As a non-smoker, I applaud these vapers for replacing the harmful traditional cigarettes with this futuristic, comparatively safer alternative.
But, as of August 2, 2013, university policy on smoking was revised to equate e-cigarette use with traditional tobacco smoking.
“The revised policy clarifies that ‘e-cigarettes’ and other similar nicotine vapor inhalers are included in the definition of ‘smoking,’ and such inhalers are therefore subject to the provisions of the policy applicable to other lighted tobacco products.”
This means that e-cigarette use is prohibited everywhere on campus, except for specifically designated smoking areas, despite the fact that they lack toxic secondhand smoke. Unfortunately, this policy forces vapers to maintain the stigma of smoking, when, in reality, they are actively trying to reduce or kick their harmful habit.
E-cigarettes use battery power to heat liquid nicotine or flavors, turning it into a vapor, which the user inhales.

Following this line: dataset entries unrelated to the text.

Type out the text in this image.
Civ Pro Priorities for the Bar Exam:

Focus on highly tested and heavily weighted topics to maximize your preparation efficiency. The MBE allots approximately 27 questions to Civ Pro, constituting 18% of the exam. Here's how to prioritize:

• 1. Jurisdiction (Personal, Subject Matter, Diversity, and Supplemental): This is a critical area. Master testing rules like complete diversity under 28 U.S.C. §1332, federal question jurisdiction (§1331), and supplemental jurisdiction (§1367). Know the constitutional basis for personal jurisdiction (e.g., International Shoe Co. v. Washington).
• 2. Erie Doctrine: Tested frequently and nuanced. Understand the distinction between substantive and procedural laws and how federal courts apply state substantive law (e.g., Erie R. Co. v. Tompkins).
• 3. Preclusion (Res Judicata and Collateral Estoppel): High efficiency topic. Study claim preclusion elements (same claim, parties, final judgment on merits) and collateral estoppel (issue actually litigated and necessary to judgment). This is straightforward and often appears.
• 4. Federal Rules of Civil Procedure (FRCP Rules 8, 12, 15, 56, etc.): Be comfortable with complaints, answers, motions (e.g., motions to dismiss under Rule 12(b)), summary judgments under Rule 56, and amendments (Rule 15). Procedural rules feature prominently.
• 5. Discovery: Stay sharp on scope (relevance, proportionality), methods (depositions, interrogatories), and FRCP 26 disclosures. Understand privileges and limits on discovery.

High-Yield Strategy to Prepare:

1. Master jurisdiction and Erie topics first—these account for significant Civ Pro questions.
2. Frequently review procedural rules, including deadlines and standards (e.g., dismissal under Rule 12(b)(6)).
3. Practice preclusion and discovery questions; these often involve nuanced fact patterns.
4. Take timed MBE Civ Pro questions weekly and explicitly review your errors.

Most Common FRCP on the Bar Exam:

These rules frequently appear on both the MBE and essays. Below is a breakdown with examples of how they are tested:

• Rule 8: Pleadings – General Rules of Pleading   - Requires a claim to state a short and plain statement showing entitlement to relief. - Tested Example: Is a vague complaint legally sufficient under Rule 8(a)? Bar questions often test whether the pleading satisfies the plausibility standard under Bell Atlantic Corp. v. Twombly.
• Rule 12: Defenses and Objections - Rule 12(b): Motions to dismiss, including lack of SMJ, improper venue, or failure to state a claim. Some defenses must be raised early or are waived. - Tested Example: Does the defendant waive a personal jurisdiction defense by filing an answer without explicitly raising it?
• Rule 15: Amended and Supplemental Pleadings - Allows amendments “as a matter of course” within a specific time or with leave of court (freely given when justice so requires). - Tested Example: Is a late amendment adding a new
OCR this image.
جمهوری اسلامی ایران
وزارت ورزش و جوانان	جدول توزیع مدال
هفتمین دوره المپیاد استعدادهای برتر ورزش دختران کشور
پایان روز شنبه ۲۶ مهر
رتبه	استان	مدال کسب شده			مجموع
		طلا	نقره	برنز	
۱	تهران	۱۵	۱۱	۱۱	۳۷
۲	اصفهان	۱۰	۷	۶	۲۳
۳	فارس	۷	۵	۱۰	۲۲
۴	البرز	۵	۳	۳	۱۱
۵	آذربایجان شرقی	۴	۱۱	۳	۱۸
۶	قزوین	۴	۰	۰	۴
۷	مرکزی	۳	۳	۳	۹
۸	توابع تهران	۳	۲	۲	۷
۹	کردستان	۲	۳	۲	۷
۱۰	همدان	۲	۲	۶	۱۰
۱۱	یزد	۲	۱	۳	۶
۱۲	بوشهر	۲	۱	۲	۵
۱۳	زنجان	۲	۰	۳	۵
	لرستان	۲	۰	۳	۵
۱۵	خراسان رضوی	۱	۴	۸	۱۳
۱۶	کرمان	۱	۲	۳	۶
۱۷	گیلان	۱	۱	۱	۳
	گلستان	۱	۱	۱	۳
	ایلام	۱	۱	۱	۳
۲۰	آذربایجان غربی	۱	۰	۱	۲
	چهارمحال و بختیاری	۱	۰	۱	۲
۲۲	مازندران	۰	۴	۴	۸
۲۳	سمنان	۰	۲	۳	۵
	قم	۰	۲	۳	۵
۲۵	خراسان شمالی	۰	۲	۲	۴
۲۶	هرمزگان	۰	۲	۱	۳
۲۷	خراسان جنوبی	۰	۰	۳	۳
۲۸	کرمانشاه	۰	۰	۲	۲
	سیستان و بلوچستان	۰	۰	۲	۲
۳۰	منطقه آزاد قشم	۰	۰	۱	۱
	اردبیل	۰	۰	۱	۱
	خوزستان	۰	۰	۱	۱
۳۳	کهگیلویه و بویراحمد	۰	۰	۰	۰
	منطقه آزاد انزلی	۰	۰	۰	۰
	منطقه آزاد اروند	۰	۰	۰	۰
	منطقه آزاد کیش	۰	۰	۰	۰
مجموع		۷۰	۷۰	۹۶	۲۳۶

These devices allow smokers to bypass the thousands of dangerous chemicals that come with conventional cigarettes.
According to New York Times article “A Tool to Quit Smoking Has Some Unlikely Critics,” by John Tierney, the Food and Drug Administration issued an unfounded warning about the potentially toxic chemicals in e-cig vapor.

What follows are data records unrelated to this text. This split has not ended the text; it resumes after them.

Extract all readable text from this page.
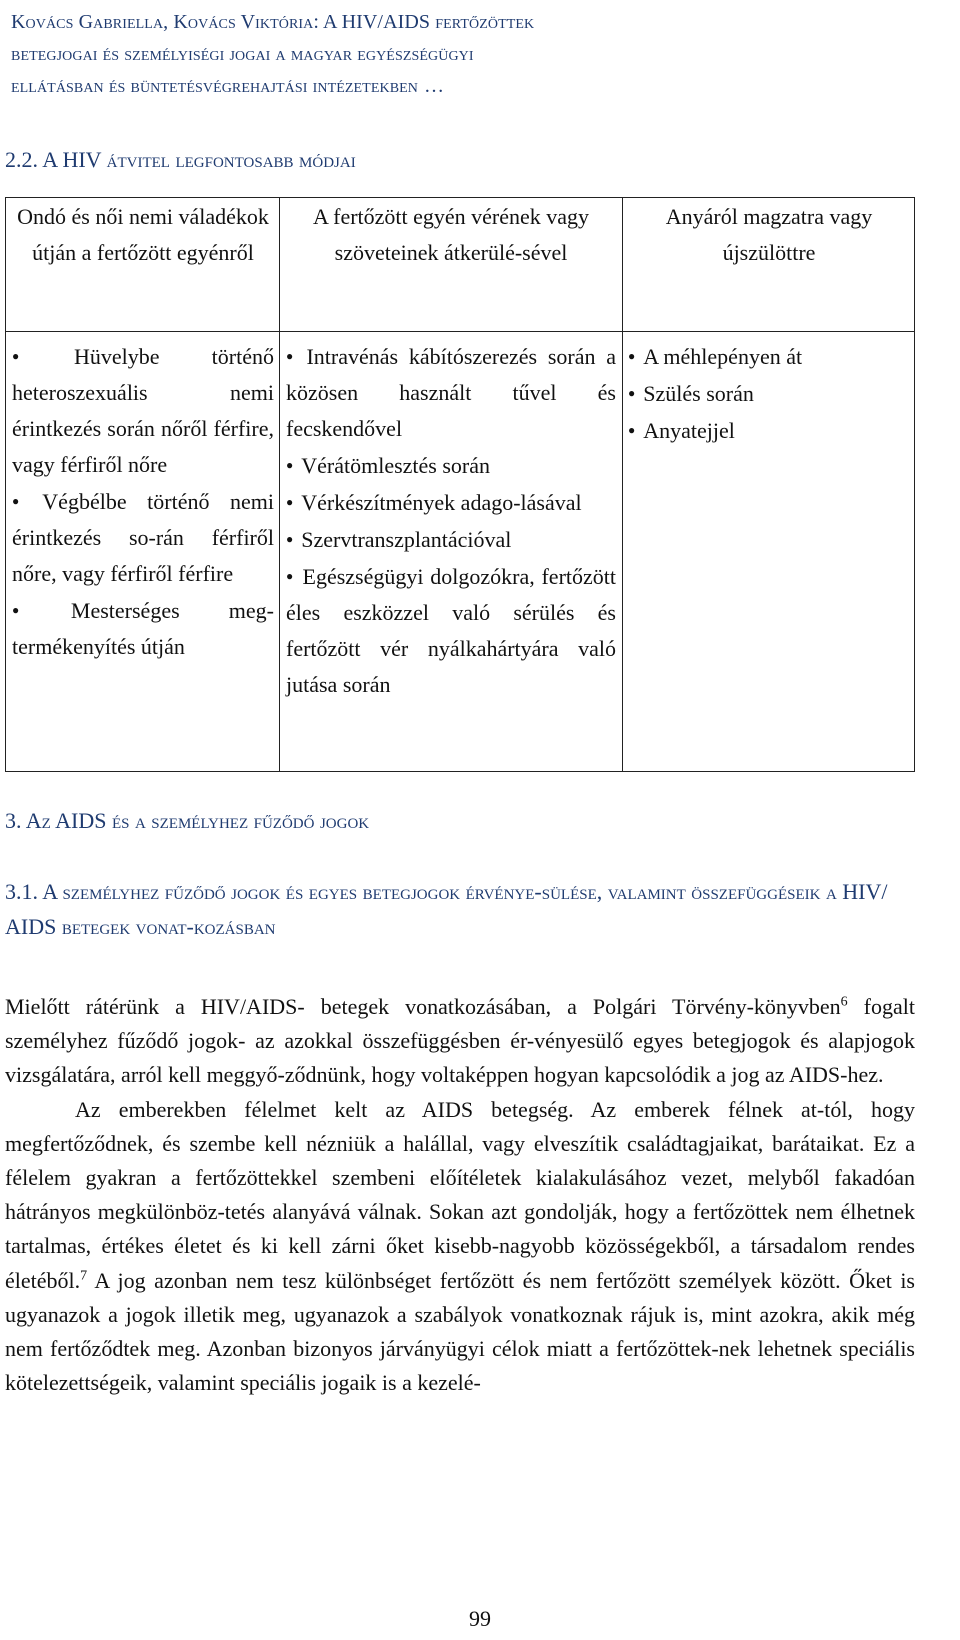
Kovács Gabriella, Kovács Viktória: A HIV/AIDS fertőzöttek
betegjogai és személyiségi jogai a magyar egyészségügyi
ellátásban és büntetésvégrehajtási intézetekben …
2.2. A HIV átvitel legfontosabb módjai
Ondó és női nemi váladékok útján a fertőzött egyénről
A fertőzött egyén vérének vagy szöveteinek átkerülé-sével
Anyáról magzatra vagy újszülöttre
● Hüvelybe történő heteroszexuális nemi érintkezés során nőről férfire, vagy férfiről nőre
● Végbélbe történő nemi érintkezés so-rán férfiről nőre, vagy férfiről férfire
● Mesterséges meg-termékenyítés útján
● Intravénás kábítószerezés során a közösen használt tűvel és fecskendővel
● Vérátömlesztés során
● Vérkészítmények adago-lásával
● Szervtranszplantációval
● Egészségügyi dolgozókra, fertőzött éles eszközzel való sérülés és fertőzött vér nyálkahártyára való jutása során
● A méhlepényen át
● Szülés során
● Anyatejjel
3. Az AIDS és a személyhez fűződő jogok
3.1. A személyhez fűződő jogok és egyes betegjogok érvénye-sülése, valamint összefüggéseik a HIV/ AIDS betegek vonat-kozásban

Mielőtt rátérünk a HIV/AIDS- betegek vonatkozásában, a Polgári Törvény-könyvben$^6$ fogalt személyhez fűződő jogok- az azokkal összefüggésben ér-vényesülő egyes betegjogok és alapjogok vizsgálatára, arról kell meggyő-ződnünk, hogy voltaképpen hogyan kapcsolódik a jog az AIDS-hez.

Az emberekben félelmet kelt az AIDS betegség. Az emberek félnek at-tól, hogy megfertőződnek, és szembe kell nézniük a halállal, vagy elveszítik családtagjaikat, barátaikat. Ez a félelem gyakran a fertőzöttekkel szembeni előítéletek kialakulásához vezet, melyből fakadóan hátrányos megkülönböz-tetés alanyává válnak. Sokan azt gondolják, hogy a fertőzöttek nem élhetnek tartalmas, értékes életet és ki kell zárni őket kisebb-nagyobb közösségekből, a társadalom rendes életéből.$^7$ A jog azonban nem tesz különbséget fertőzött és nem fertőzött személyek között. Őket is ugyanazok a jogok illetik meg, ugyanazok a szabályok vonatkoznak rájuk is, mint azokra, akik még nem fertőződtek meg. Azonban bizonyos járványügyi célok miatt a fertőzöttek-nek lehetnek speciális kötelezettségeik, valamint speciális jogaik is a kezelé-

99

Tierney writes, “But the agency has never presented evidence that the trace amounts actually cause any harm, and it has neglected to mention that similar traces of these chemicals have been found in other F.D.A.-approved products, including nicotine patches and gum.”
Of course, research on e-cigarettes should continue, but until there is evidence to suggest that they are notably harmful, we should welcome their use as a reduction or quitting tool for smokers. In fact, clinical trials have already shown that e-cigs can significantly reduce a regular smoker’s frequency of cigarette use.
A research article by Riccardo Polosa et al., published on BioMed Central Public Health, monitored 40 regular smokers who were deemed “unwilling to quit.” By week-24 of the experiment, nearly a third of the participants reduced their number of cigarettes per day by 50 percent, and almost a quarter had quit traditional cigarettes altogether.
The authors concluded, “By replacing tobacco cigarettes, the e-cigarette can only save lives. Here we show for the first time that e-Cigarettes can substantially decrease cigarette consumption without causing significant side effects in smokers not intending to quit.”
While we can’t yet be completely sure of all the effects of e-cigarettes, two things are clear: They help smokers transition from conventional cigarettes, and they are much safer to puff on, in comparison.
Students who are attempting to better themselves in this regard deserve support, not condemnation. If you ask me, the logic is clear. Vapers around campus shouldn’t be confined to the designated smoking areas when they produce no smoke.